Mol Cell Biol. 2003 Jun;23(12):4247-56.
- PubMed ID
- 12773567 [ View in PubMed]
- Abstract
The PML tumor suppressor gene is consistently disrupted by t(15;17) in patients with acute promyelocytic leukemia. Promyelocytic leukemia protein (PML) is a multifunctional protein that plays essential roles in cell growth regulation, apoptosis, transcriptional regulation, and genome stability. Our study here shows that PML colocalizes and associates in vivo with the DNA damage response protein TopBP1 in response to ionizing radiation (IR). Both PML and TopBP1 colocalized with the IR-induced bromodeoxyuridine single-stranded DNA foci. PML and TopBP1 also colocalized with Rad50, Brca1, ATM, Rad9, and BLM. IR and interferon (IFN) coinduce the expression levels of both TopBP1 and PML. In PML-deficient NB4 cells, TopBP1 was unable to form IR-induced foci.
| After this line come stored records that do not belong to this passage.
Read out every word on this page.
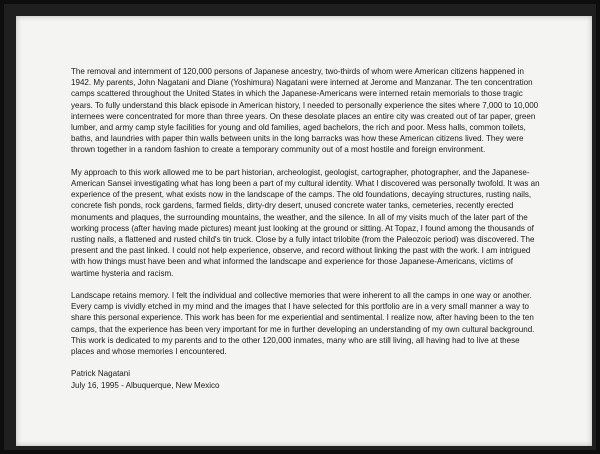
The removal and internment of 120,000 persons of Japanese ancestry, two-thirds of whom were American citizens happened in 1942. My parents, John Nagatani and Diane (Yoshimura) Nagatani were interned at Jerome and Manzanar. The ten concentration camps scattered throughout the United States in which the Japanese-Americans were interned retain memorials to those tragic years. To fully understand this black episode in American history, I needed to personally experience the sites where 7,000 to 10,000 internees were concentrated for more than three years. On these desolate places an entire city was created out of tar paper, green lumber, and army camp style facilities for young and old families, aged bachelors, the rich and poor. Mess halls, common toilets, baths, and laundries with paper thin walls between units in the long barracks was how these American citizens lived. They were thrown together in a random fashion to create a temporary community out of a most hostile and foreign environment.

My approach to this work allowed me to be part historian, archeologist, geologist, cartographer, photographer, and the Japanese-American Sansei investigating what has long been a part of my cultural identity. What I discovered was personally twofold. It was an experience of the present, what exists now in the landscape of the camps. The old foundations, decaying structures, rusting nails, concrete fish ponds, rock gardens, farmed fields, dirty-dry desert, unused concrete water tanks, cemeteries, recently erected monuments and plaques, the surrounding mountains, the weather, and the silence. In all of my visits much of the later part of the working process (after having made pictures) meant just looking at the ground or sitting. At Topaz, I found among the thousands of rusting nails, a flattened and rusted child's tin truck. Close by a fully intact trilobite (from the Paleozoic period) was discovered. The present and the past linked. I could not help experience, observe, and record without linking the past with the work. I am intrigued with how things must have been and what informed the landscape and experience for those Japanese-Americans, victims of wartime hysteria and racism.

Landscape retains memory. I felt the individual and collective memories that were inherent to all the camps in one way or another. Every camp is vividly etched in my mind and the images that I have selected for this portfolio are in a very small manner a way to share this personal experience. This work has been for me experiential and sentimental. I realize now, after having been to the ten camps, that the experience has been very important for me in further developing an understanding of my own cultural background. This work is dedicated to my parents and to the other 120,000 inmates, many who are still living, all having had to live at these places and whose memories I encountered.

Patrick Nagatani
July 16, 1995 - Albuquerque, New Mexico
All-trans-retinoic acid induced reorganization of the PML nuclear body (NB) and reappearance of the IR-induced TopBP1 foci. Inhibition of PML expression by siRNA is associated with a significant decreased in TopBP1 expression. Furthermore, PML-deficient cells express a low level of TopBP1, and its expression cannot be induced by IR or IFN. Adenovirus-mediated overexpression of PML in PML(-/-) mouse embryo fibroblasts substantially increased TopBP1 expression, which colocalized with the PML NBs. These studies demonstrated a mechanism of PML-dependent expression of TopBP1. PML overexpression induced TopBP1 protein but not the mRNA expression. Pulse-chase labeling analysis demonstrated that PML overexpression stabilized the TopBP1 protein, suggesting that PML plays a role in regulating the stability of TopBP1 in response to IR. Together, our findings demonstrate that PML regulates TopBP1 functions by association and stabilization of the protein in response to IR-induced DNA damage.